Faolyn
(she/her)
Those are completely two separate issues.So, the iconic image of a tall and slim elf, a pair of slightly less-tall humans, a short and bulky dwarf and a handfull of small and not particularly heavy halflings is no longer a thing. Everyone is build within the much smaller range of humans. It is even more "rubberhead ear" than before. The "problem" it fixes is the complaint about "how can a 60 cm tall halfling have 16 STR when the 2m10 minotaur has the same starting STR? It's not realistic". The answer is: "because they have the same size and muscle/fat ratio. Your minotaur can't be taller than the halfling since both fluctuate within the same (modern Earth human) range". It's a logical consequence of floating ASIs, I'd guess.
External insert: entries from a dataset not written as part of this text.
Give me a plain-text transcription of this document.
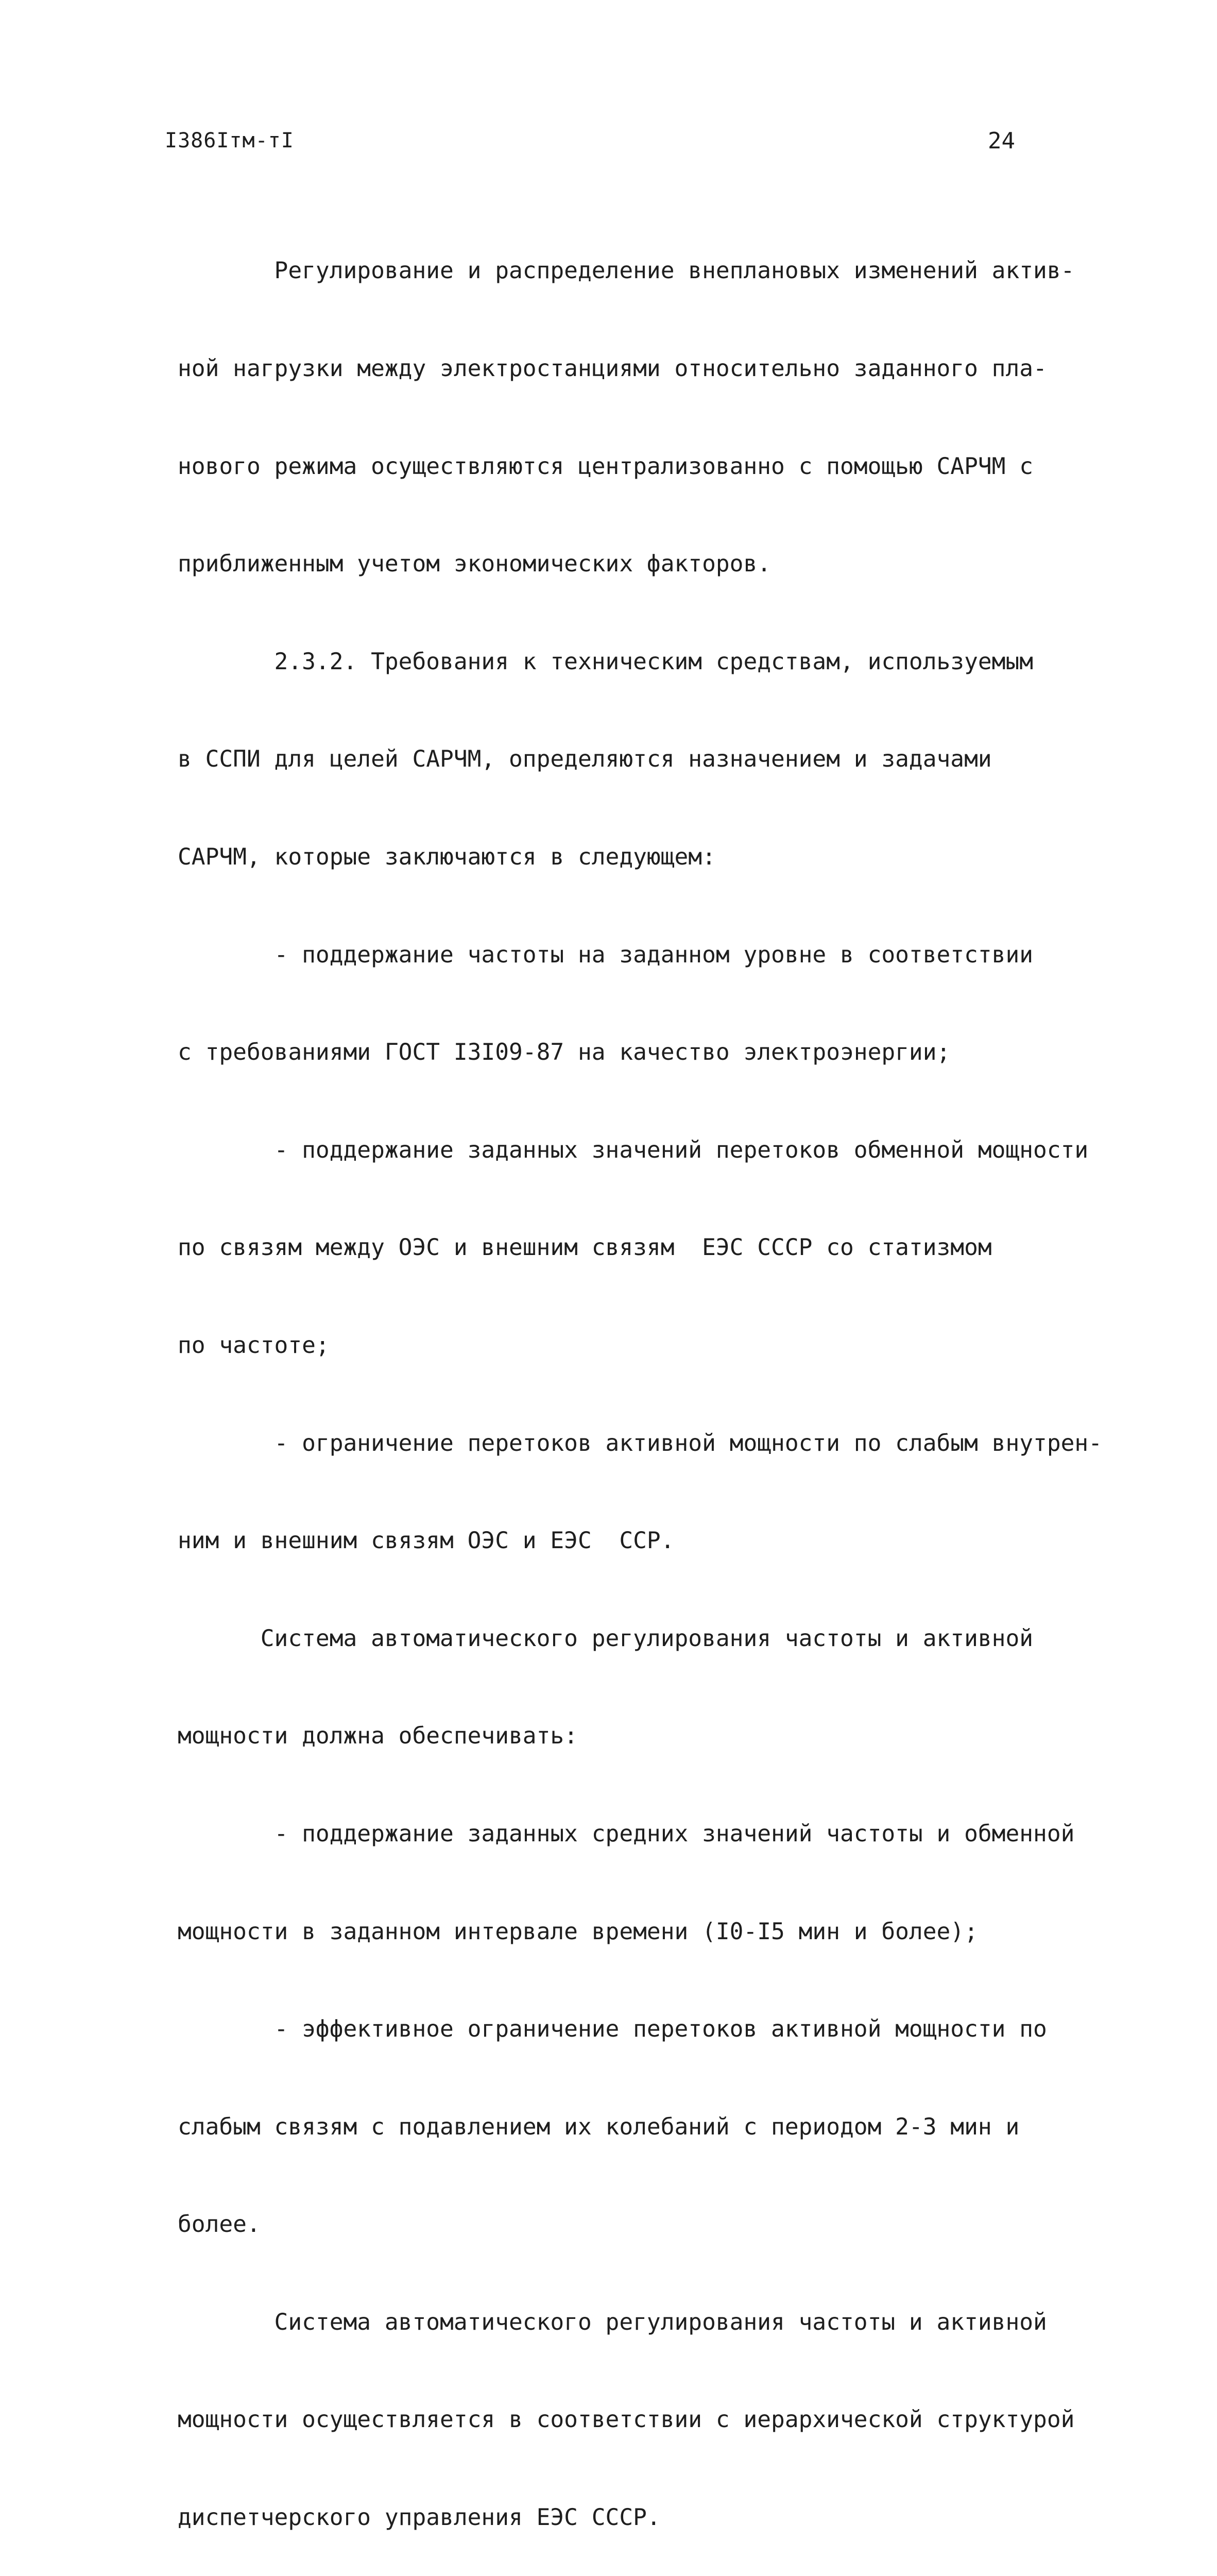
I386Iтм-тI	24

Регулирование и распределение внеплановых изменений актив-

ной нагрузки между электростанциями относительно заданного пла-

нового режима осуществляются централизованно с помощью САРЧМ с

приближенным учетом экономических факторов.

2.3.2. Требования к техническим средствам, используемым

в ССПИ для целей САРЧМ, определяются назначением и задачами

САРЧМ, которые заключаются в следующем:

- поддержание частоты на заданном уровне в соответствии

с требованиями ГОСТ I3I09-87 на качество электроэнергии;

- поддержание заданных значений перетоков обменной мощности

по связям между ОЭС и внешним связям  ЕЭС СССР со статизмом

по частоте;

- ограничение перетоков активной мощности по слабым внутрен-

ним и внешним связям ОЭС и ЕЭС  ССР.

Система автоматического регулирования частоты и активной

мощности должна обеспечивать:

- поддержание заданных средних значений частоты и обменной

мощности в заданном интервале времени (I0-I5 мин и более);

- эффективное ограничение перетоков активной мощности по

слабым связям с подавлением их колебаний с периодом 2-3 мин и

более.

Система автоматического регулирования частоты и активной

мощности осуществляется в соответствии с иерархической структурой

диспетчерского управления ЕЭС СССР.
The height/weight thing... I generally agree with. Although I should point out that in D&D elves are usually shorter than humans, which goes to show that the "iconic" image is not a universal one.
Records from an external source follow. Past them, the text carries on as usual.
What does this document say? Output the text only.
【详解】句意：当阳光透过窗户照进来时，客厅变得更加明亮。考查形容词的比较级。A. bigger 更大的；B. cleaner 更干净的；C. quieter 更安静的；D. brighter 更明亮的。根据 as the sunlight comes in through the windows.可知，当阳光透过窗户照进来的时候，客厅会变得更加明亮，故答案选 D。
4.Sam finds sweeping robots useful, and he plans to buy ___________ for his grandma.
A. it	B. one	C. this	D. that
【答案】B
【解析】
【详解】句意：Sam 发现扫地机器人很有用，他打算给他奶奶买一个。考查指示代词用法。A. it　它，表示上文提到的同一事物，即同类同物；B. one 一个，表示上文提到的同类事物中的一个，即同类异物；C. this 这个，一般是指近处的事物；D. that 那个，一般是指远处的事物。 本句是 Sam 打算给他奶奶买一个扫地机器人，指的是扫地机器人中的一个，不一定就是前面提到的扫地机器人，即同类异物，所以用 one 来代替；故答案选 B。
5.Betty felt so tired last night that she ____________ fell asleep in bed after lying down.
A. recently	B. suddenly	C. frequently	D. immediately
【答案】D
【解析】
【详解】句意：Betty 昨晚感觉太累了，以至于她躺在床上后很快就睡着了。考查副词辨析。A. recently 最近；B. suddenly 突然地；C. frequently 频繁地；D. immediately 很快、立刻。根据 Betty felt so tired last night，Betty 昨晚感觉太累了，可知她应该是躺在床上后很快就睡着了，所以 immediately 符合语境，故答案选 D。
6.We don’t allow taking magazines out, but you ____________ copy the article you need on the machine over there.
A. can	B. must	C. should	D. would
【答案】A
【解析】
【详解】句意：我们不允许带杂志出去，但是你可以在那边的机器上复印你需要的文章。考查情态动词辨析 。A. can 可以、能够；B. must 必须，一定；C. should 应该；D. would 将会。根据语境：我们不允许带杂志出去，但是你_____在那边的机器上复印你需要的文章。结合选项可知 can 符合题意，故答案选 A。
But I don't think that D&D would have lost anything by keeping racial physical builds. I'm pretty sure nobody is saying it's somehow offensive for elves to be slightly shorter (or taller, whatever) than humans on average. That being said, this does let people play skinny halflings or fat elves, if they want to, without bodyshaming either players or PCs for not playing a "typical" individual, and opens up the idea of particularly short or tall PCs--or even PCs with dwarfism or gigantism (I was in a GURPS game once with a gnome with Gigantism).
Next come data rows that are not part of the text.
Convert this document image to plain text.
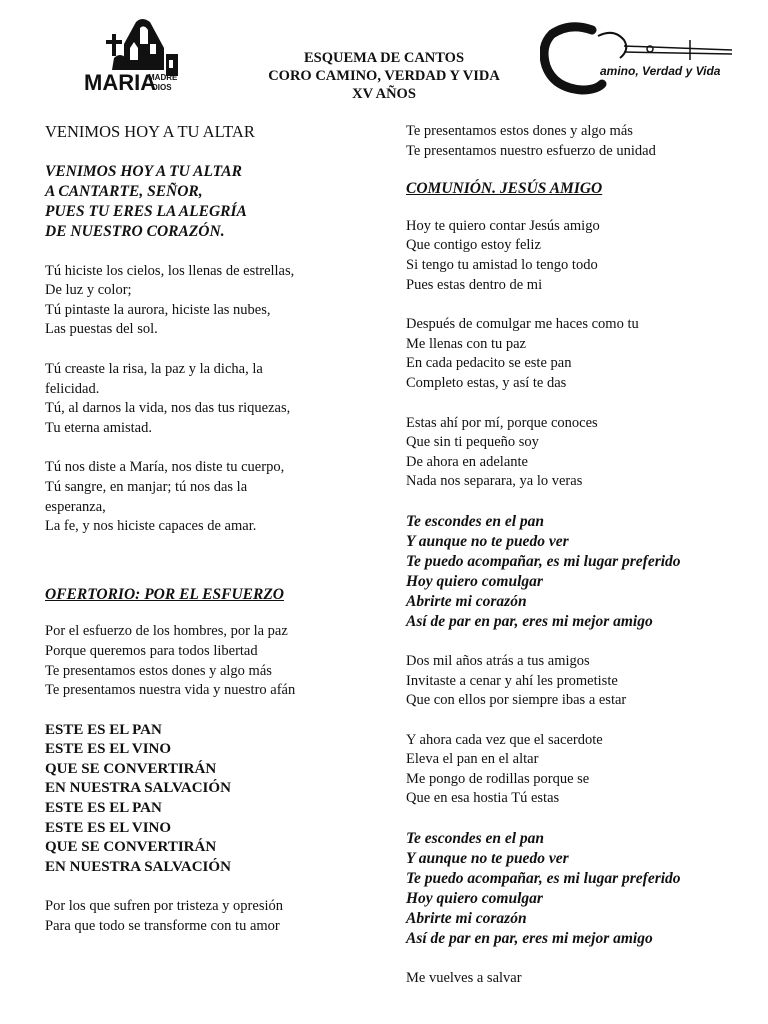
MARIA
MADRE
DIOS
ESQUEMA DE CANTOS
CORO CAMINO, VERDAD Y VIDA
XV AÑOS
amino, Verdad y Vida

VENIMOS HOY A TU ALTAR

VENIMOS HOY A TU ALTAR

A CANTARTE, SEÑOR,

PUES TU ERES LA ALEGRÍA

DE NUESTRO CORAZÓN.

Tú hiciste los cielos, los llenas de estrellas,

De luz y color;

Tú pintaste la aurora, hiciste las nubes,

Las puestas del sol.

Tú creaste la risa, la paz y la dicha, la

felicidad.

Tú, al darnos la vida, nos das tus riquezas,

Tu eterna amistad.

Tú nos diste a María, nos diste tu cuerpo,

Tú sangre, en manjar; tú nos das la

esperanza,

La fe, y nos hiciste capaces de amar.

OFERTORIO: POR EL ESFUERZO

Por el esfuerzo de los hombres, por la paz

Porque queremos para todos libertad

Te presentamos estos dones y algo más

Te presentamos nuestra vida y nuestro afán

ESTE ES EL PAN

ESTE ES EL VINO

QUE SE CONVERTIRÁN

EN NUESTRA SALVACIÓN

ESTE ES EL PAN

ESTE ES EL VINO

QUE SE CONVERTIRÁN

EN NUESTRA SALVACIÓN

Por los que sufren por tristeza y opresión

Para que todo se transforme con tu amor

Te presentamos estos dones y algo más

Te presentamos nuestro esfuerzo de unidad

COMUNIÓN. JESÚS AMIGO

Hoy te quiero contar Jesús amigo

Que contigo estoy feliz

Si tengo tu amistad lo tengo todo

Pues estas dentro de mi

Después de comulgar me haces como tu

Me llenas con tu paz

En cada pedacito se este pan

Completo estas, y así te das

Estas ahí por mí, porque conoces

Que sin ti pequeño soy

De ahora en adelante

Nada nos separara, ya lo veras

Te escondes en el pan

Y aunque no te puedo ver

Te puedo acompañar, es mi lugar preferido

Hoy quiero comulgar

Abrirte mi corazón

Así de par en par, eres mi mejor amigo

Dos mil años atrás a tus amigos

Invitaste a cenar y ahí les prometiste

Que con ellos por siempre ibas a estar

Y ahora cada vez que el sacerdote

Eleva el pan en el altar

Me pongo de rodillas porque se

Que en esa hostia Tú estas

Te escondes en el pan

Y aunque no te puedo ver

Te puedo acompañar, es mi lugar preferido

Hoy quiero comulgar

Abrirte mi corazón

Así de par en par, eres mi mejor amigo

Me vuelves a salvar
However, this doesn't actually "fix the complaint" about racial ASIs, though, because D&D is about a party of exceptional individuals doing exceptional things. Which means that a halfling with a 16, 18, or even 20 Strength is fine because this individual halfling PC is exceptional.
What's really funny is that the people who're against floating ASIs have, in my experience, already claimed the muscle/fat ratio (and general skeletal structure) as the reason for not letting halflings have a high Strength (or, apparently, allowing for high Int halflings either. I dunno, maybe they all read GURPS Biotech which included a suggestion of lower IQ for very tiny gengineered creatures?) Anyway, this indicates that floating ASIs and making all races physically similar are not, in fact, connected.